Accordingly, the Court finds that the FCA claims must be dismissed pursuant to Rule 9(b). As Relator has filed three complaints in this case, she will not be given leave to amend.

V. State False Claim Act Claims

The Court previously held that Relator's state false claim act claims must also be plead with particularity. Accordingly, for the same reasons Relator's FCA claims do not meet the requirements of Fed. R. Civ. P. 9(b), the state claims must also be dismissed.

IT IS HEREBY ORDERED that Defendants' Motion to Dismiss [Doc.
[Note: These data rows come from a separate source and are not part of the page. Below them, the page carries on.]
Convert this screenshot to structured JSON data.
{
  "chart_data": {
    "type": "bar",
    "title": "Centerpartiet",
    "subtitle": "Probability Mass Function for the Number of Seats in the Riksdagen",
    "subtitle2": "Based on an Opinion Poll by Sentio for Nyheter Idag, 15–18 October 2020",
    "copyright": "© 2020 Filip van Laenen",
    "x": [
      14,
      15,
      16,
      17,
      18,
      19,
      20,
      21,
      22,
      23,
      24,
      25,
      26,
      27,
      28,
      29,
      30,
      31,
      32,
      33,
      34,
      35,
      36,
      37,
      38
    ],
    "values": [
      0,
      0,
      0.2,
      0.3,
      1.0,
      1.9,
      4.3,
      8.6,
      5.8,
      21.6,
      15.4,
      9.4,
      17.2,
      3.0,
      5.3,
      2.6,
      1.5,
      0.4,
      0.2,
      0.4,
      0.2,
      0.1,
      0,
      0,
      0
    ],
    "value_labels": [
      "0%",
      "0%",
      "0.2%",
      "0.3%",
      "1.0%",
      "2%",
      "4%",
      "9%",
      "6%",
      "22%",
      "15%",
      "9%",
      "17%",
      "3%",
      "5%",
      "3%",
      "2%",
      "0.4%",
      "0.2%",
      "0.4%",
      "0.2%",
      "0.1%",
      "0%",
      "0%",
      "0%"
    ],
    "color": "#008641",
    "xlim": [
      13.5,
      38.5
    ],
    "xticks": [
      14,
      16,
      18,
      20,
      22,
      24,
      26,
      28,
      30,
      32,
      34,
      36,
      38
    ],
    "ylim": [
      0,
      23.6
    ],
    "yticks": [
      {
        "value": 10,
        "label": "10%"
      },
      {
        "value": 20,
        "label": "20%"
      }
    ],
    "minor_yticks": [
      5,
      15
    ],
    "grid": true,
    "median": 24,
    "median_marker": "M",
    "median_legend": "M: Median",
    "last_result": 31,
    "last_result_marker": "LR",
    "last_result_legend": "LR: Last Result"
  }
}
No. 55] is GRANTED. The Second Amended Complaint is DISMISSED WITH PREJUDICE.

LET JUDGMENT BE ENTERED ACCORDINGLY.

FootNotes


1. This subsection addresses false or fraudulent claims paid by the United States and performed one or more acts to effect payment of false or fraudulent claims.
2. This subsection addressed false certifications made or caused to be made to conceal, avoid or decrease an obligation to pay or transmit money or property to the United States.
3. This statute defines those persons who can be excluded from participation in Medicare and State health care programs, including those who engage in fraud, kickbacks and other prohibited activities as defined in §§ 1320a-7a, 7b and 8.
4. In 2009, Congress amended the FCA, but as the alleged false claims described in the SAC were resolved prior to the effective date set forth in the amendment, the amendment does not apply here. See United States v. Hawley, 619 F.3d 886, 894 (8th Cir. 2010).